Whilst wand'ring alone in The Weald
I made sure to keep my eyes peeled
For Red Riding Hood
Who's up to no good
With Nick Fury, agent of S.H.I.E.L.D.
When I met with my putative wife
I just could not envision the strife
Of tying the knot
With a 'she' who was not
So I dumped him and got a new life
.. moving swiftly on
The diaries of Siegfried Sassoon
Are best played on the contra-bassoon
Or otherwise said
(Preferably, read)
By the light of a silvery moon
I'd rather a dinner of herbs
Than eat koljivo like the Serbs
For basil and thyme
Their taste so sublime
Can be found by most countryside kerbs
There's something suspicious in here
It looks like a worm in my beer
I'd best get it out
(Any forceps about?)
I think I've been sold a bum steer
The natural home of the worm
Is within the Medusian perm
It is annelid heaven
For 24/7
But not during Michaelmas Term
I'm told there is no antidote
To the bite of the Anglican Stoat
But the Mormon Vole's bite
Gives no need for fright
Dabbed with milk from a Methodist goat
The Kiss of the Womanly Spider
Smacks of the real venom inside her
Beware her octet
Or you will soon get
An oscular/eating collider phew.
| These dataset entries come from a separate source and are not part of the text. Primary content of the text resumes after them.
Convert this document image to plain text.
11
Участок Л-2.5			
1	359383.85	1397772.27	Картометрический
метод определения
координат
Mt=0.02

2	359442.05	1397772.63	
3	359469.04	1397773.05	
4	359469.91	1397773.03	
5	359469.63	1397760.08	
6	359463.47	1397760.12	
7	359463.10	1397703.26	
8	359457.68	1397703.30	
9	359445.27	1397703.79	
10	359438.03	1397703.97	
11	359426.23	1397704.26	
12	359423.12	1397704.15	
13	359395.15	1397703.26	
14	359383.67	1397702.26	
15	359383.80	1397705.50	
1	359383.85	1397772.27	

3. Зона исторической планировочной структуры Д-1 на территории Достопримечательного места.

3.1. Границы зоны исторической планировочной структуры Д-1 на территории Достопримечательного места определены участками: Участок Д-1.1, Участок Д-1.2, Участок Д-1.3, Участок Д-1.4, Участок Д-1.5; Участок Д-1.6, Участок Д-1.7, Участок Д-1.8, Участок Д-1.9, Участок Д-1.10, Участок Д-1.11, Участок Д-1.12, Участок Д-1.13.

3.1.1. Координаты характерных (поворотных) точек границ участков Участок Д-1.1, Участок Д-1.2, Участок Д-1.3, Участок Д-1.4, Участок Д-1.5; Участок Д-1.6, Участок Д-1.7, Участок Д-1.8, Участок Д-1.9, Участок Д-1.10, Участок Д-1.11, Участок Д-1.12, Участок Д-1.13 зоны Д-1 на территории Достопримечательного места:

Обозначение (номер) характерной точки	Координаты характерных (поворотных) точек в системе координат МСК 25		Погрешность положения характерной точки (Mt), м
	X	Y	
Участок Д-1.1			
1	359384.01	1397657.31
Next!
On a charabanc trip to the sea
We all took our own flask of tea/B>
We topped it with Rum<
And were thus overcome
And woke up in south Tennessee collider? I just met 'er!
The weather has called me away
Now I'm away, I may stay
Til I run out of socks
In my travelling box
'Cos I'm not gonna wash 'em, no way.
How on earth do you undo this knot?
Hard tightened and smeared with green snot,
Which ere long will harden
If left in the garden
The famed Gordian knot it is not
While eating a piece of fresh cod
Which I'd recently caught on my rod
A bone in the fish
That I'd placed in a dish
Had a foot and ten toes, ain’t that odd?
While drinking a rotten peach tea
I was gripped by a deep urge to pee
So much so that I
Let out a great cry:
"Look out, please make way for me!"
I love all the boils of your face
Each pustule, each zit, has its place
Your myriad diseases
And mucousy sneezes
Oh, how they do make my heart race! Well, at least I have tachycardia.